Grief has arrived. She has a seat at the table, but she does not get to suck up all the air in the room. She is a familiar guest and so I am prepared to remind her that in this family, we live on. We love boldly, we embrace both helloes and goodbyes.
We grieve, but we do not drown. We pause, but we do not stop. We embrace grief, ease into the familiar path, because in this family, grief and joy coexist softly.
The space that you once occupied feels hollow right now, but, with time, we will learn to embrace the echo of you that reverberates between us. We will endure a lifetime of missing you with open arms, because that is the price of having been yours.
The world feels surreal as we stand beside the void in your wake. The aroma of grief colors everything right now. Since you left, even the shape of the air we breathe feels different. The colors are louder. The taste of grief lingers from this day to the next and weeps into tomorrow. Grief is not just one color. It is not one dimensional. It is vast, deep, and wide. It is an entire spectrum and once she arrived, she erased the finish line.
Our memories are charred from the fire of grief. But we will cling to them anyway, because they are laced to you. Our shared memories are the thread that will continue to stitch you into our tomorrows.
We love you in this breath, and in the next. Our love for you will always remain in the present tense. We will meet you at the horizons of all our tomorrows.
Our grief is deep because it is the counterpart to our great love.
Our loss is not unique, but you, our beloved, were exceptional, and so we will join the parade of the grieving as we carry forward the spark you left in all of us.
For now, we have parted ways on earth—you went willingly, but we will always remain connected. Our souls will, forever, walk together.

And now that we have walked you to heaven’s door, where I imagine mom has been impatiently waiting, worried that you may have gotten lost along the way, we are tasked with the awkward walk back to earth without you.
But in our lives bravery was never optional. And so, even as our souls tremble, we will carry on with the bravery that will be learned from walking in your giant footsteps.
We are living breathing monuments to the fraction of time in which you and mom once walked this earth. We will begin to archive and bookmark the best of our days spent walking beside you.
Your souls have left imprints on us that will reflect you, in us, as living breathing continuations of your stories.
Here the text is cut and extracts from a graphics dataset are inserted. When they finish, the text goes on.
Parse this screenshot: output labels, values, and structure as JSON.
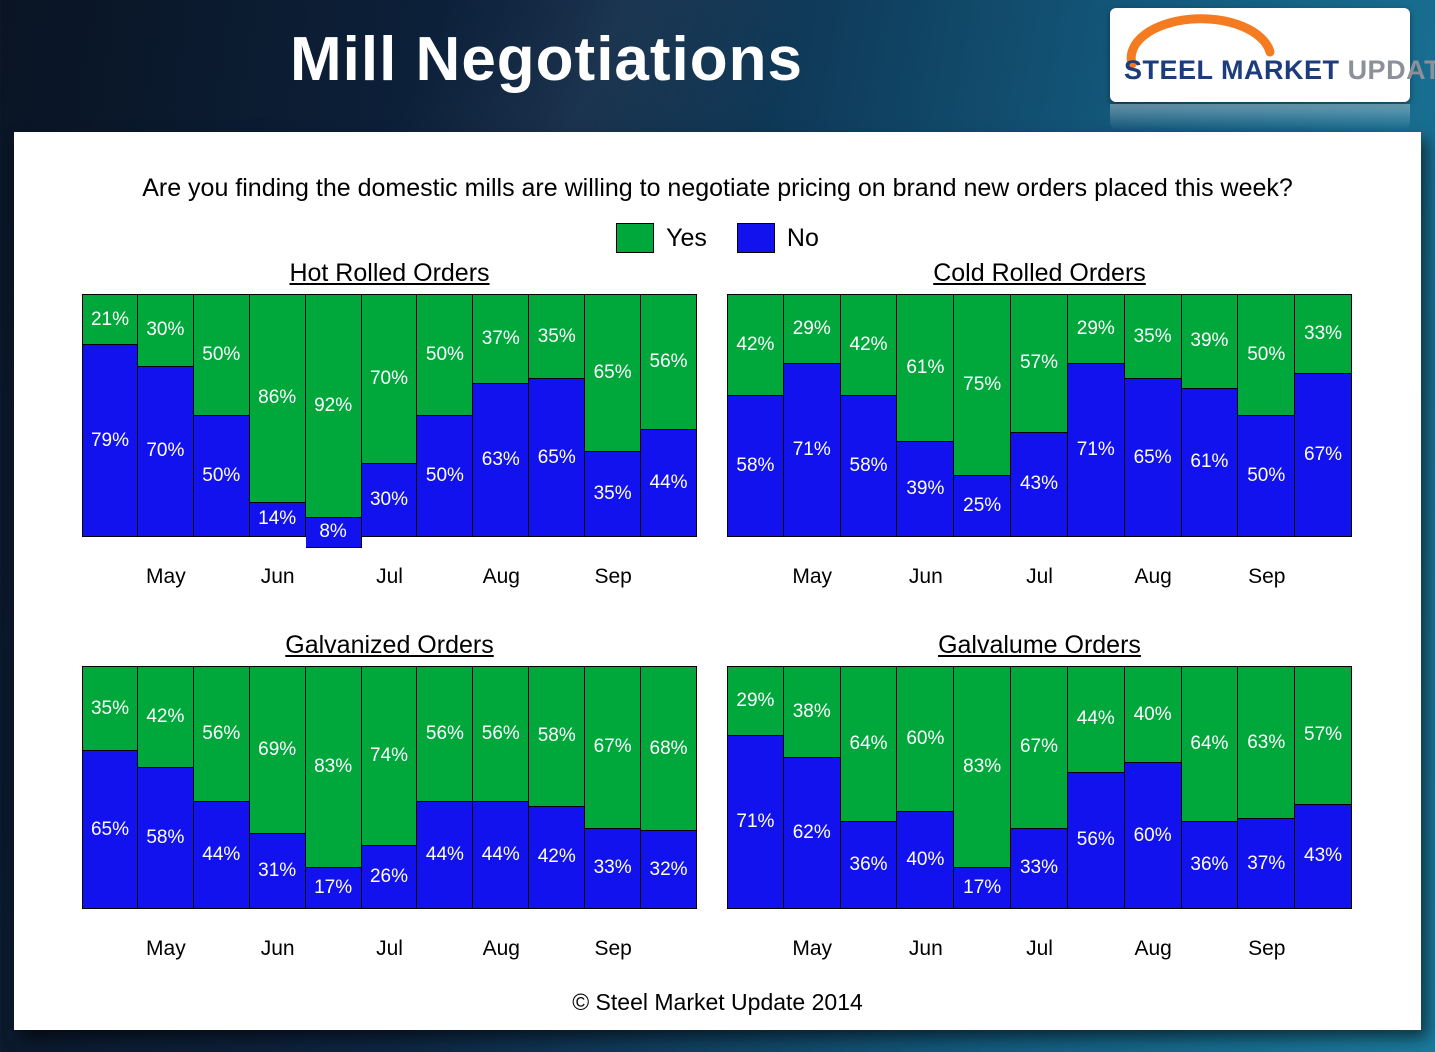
{
  "header": {
    "title": "Mill Negotiations",
    "logo": {
      "steel": "STEEL",
      "market": "MARKET",
      "update": "UPDATE"
    }
  },
  "question": "Are you finding the domestic mills are willing to negotiate pricing on brand new orders placed this week?",
  "legend": {
    "yes": "Yes",
    "no": "No"
  },
  "footer": "© Steel Market Update 2014",
  "colors": {
    "yes_green": "#00a83c",
    "no_blue": "#1212ee"
  },
  "chart_data": [
    {
      "type": "bar",
      "stacked": true,
      "unit": "%",
      "title": "Hot Rolled Orders",
      "categories": [
        "May",
        "Jun",
        "Jul",
        "Aug",
        "Sep"
      ],
      "series": [
        {
          "name": "Yes",
          "values": [
            21,
            30,
            50,
            86,
            92,
            70,
            50,
            37,
            35,
            65,
            56
          ]
        },
        {
          "name": "No",
          "values": [
            79,
            70,
            50,
            14,
            8,
            30,
            50,
            63,
            65,
            35,
            44
          ]
        }
      ]
    },
    {
      "type": "bar",
      "stacked": true,
      "unit": "%",
      "title": "Cold Rolled Orders",
      "categories": [
        "May",
        "Jun",
        "Jul",
        "Aug",
        "Sep"
      ],
      "series": [
        {
          "name": "Yes",
          "values": [
            42,
            29,
            42,
            61,
            75,
            57,
            29,
            35,
            39,
            50,
            33
          ]
        },
        {
          "name": "No",
          "values": [
            58,
            71,
            58,
            39,
            25,
            43,
            71,
            65,
            61,
            50,
            67
          ]
        }
      ]
    },
    {
      "type": "bar",
      "stacked": true,
      "unit": "%",
      "title": "Galvanized Orders",
      "categories": [
        "May",
        "Jun",
        "Jul",
        "Aug",
        "Sep"
      ],
      "series": [
        {
          "name": "Yes",
          "values": [
            35,
            42,
            56,
            69,
            83,
            74,
            56,
            56,
            58,
            67,
            68
          ]
        },
        {
          "name": "No",
          "values": [
            65,
            58,
            44,
            31,
            17,
            26,
            44,
            44,
            42,
            33,
            32
          ]
        }
      ]
    },
    {
      "type": "bar",
      "stacked": true,
      "unit": "%",
      "title": "Galvalume Orders",
      "categories": [
        "May",
        "Jun",
        "Jul",
        "Aug",
        "Sep"
      ],
      "series": [
        {
          "name": "Yes",
          "values": [
            29,
            38,
            64,
            60,
            83,
            67,
            44,
            40,
            64,
            63,
            57
          ]
        },
        {
          "name": "No",
          "values": [
            71,
            62,
            36,
            40,
            17,
            33,
            56,
            60,
            36,
            37,
            43
          ]
        }
      ]
    }
  ]
}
You, being among the living, may be in the past tense, but in me, in us, you will always live in the present tense. You will show up in different ways now, but always adjacent and familiar to the rituals and habits that your influence engraved in each of us.
You will show up in the parts of us that were molded by you. In our delightful response to a tasty meal. In an escaped snort in a fit of laughter. In the melody of grandpa’s music. And in the twinkle of our eyes when your humor tickles us as it runs across our memories, naked and unashamed. And especially in a cleansing breath when we slow down to appreciate and meditate for a moment in your memory.
The legacy of your “can do” spirit will show up in us every time we bravely face hardship. Your life will echo in the sounds of our footfalls whispering, wunderbar, wunderbar, isn’t this wonderful!
And, if you could speak today, you would say, “A family that grieves together, stays together.”
And so, that becomes that, just as you wished.